NYCPlanning / db-equitable-development-tool

Data Repo for the equitable development tool (EDDT)
MIT License
0 stars 0 forks source link

Affordable housing construction and Affordable housing preservation #30

Open AmandaDoyle opened 2 years ago

AmandaDoyle commented 2 years ago

Source data: https://data.cityofnewyork.us/Housing-Development/Housing-New-York-Units-by-Building/hg8x-zxpr/data Logic:

mbh329 commented 2 years ago
  1. Geographic information is excluded from certain records to "assist homeowners or protect special populations." (HPD Data Documentation, https://data.cityofnewyork.us/Housing-Development/Housing-New-York-Units-by-Building/hg8x-zxpr). The smallest geographic area they provide us with is the council district (also community district) - can we map these projects to corresponding puma?

  2. HPD data has two versions of lat/long - one using the street segment + address range, the other using the bbl centroid. if we don't end up geocoding, make sure we use the bbl centroid version

mbh329 commented 2 years ago

About 20% of records do not have address level geographic data, they do provide us with CD districts which roughly map to PUMAs. I think we could probably just map them directly to PUMA's using crosswalk tabulation but we should check with population if they think this will be accurate enough

Represent these projects at the citywide and borough level (as found in the open data) do not represent within any geographies (e.g. PUMA) not already listed in the open data.

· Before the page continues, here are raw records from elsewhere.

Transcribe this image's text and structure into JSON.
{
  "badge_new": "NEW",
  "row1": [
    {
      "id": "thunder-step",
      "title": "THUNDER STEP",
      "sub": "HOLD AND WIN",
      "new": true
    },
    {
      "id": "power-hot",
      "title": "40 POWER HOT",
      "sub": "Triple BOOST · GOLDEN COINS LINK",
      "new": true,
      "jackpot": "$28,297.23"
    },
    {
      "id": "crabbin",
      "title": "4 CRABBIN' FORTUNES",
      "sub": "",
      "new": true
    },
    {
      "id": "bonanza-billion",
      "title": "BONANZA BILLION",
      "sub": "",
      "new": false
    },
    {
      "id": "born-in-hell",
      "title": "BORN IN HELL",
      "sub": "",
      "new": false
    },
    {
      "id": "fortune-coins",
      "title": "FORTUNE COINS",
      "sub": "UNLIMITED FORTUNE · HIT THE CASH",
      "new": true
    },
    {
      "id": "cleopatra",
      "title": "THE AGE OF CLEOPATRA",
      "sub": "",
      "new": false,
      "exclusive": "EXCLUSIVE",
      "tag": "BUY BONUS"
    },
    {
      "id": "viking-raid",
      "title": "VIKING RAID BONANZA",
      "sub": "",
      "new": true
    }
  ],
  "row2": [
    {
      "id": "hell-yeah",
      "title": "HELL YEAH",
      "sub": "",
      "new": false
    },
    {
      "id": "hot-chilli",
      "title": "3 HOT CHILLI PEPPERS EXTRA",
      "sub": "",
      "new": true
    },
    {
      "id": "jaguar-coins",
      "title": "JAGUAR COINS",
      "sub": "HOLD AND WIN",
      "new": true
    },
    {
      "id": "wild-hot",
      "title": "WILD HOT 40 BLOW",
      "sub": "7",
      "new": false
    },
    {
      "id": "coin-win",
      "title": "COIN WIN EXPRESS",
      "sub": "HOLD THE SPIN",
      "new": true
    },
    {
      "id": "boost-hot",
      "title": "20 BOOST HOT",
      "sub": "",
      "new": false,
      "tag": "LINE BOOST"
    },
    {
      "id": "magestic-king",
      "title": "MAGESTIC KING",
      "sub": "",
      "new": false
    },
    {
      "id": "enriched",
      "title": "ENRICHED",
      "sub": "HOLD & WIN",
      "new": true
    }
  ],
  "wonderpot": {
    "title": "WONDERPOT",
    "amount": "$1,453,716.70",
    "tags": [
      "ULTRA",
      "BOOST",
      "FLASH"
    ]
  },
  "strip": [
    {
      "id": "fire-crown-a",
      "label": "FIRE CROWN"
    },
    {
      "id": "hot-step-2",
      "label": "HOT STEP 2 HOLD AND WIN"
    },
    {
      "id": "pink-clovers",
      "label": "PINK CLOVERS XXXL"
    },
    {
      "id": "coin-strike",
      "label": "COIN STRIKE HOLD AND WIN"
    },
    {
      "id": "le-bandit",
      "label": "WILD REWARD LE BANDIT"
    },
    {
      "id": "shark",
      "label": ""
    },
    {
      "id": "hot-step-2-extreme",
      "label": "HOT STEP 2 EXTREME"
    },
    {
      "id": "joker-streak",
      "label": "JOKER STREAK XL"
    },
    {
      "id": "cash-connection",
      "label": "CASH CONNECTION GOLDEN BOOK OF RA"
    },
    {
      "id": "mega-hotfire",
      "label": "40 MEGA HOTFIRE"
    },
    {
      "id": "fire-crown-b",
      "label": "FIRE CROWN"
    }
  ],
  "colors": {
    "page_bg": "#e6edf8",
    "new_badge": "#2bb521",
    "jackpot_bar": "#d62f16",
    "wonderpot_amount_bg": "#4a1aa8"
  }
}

mbh329 commented 2 years ago

There are only 62 records out of 5362 that have a missing lat/long but have some sort of street address. From a quick run through of these records, there look to be some encoding errors for certain records (house #'s encoded as dates i.e 3-11 27TH AVENUE becoming --> 11-Mar 27 AVENUE), some are also simple spelling errors that HPD geocoding wasn't able to catch. Can write this list and send back to HPD to rectify errors - Amanda doesn't think this will be too big of an issue.

Data encoding errors are fixed in open data. The other addresses that failed to geocode - DCP can geocode them again or let them be.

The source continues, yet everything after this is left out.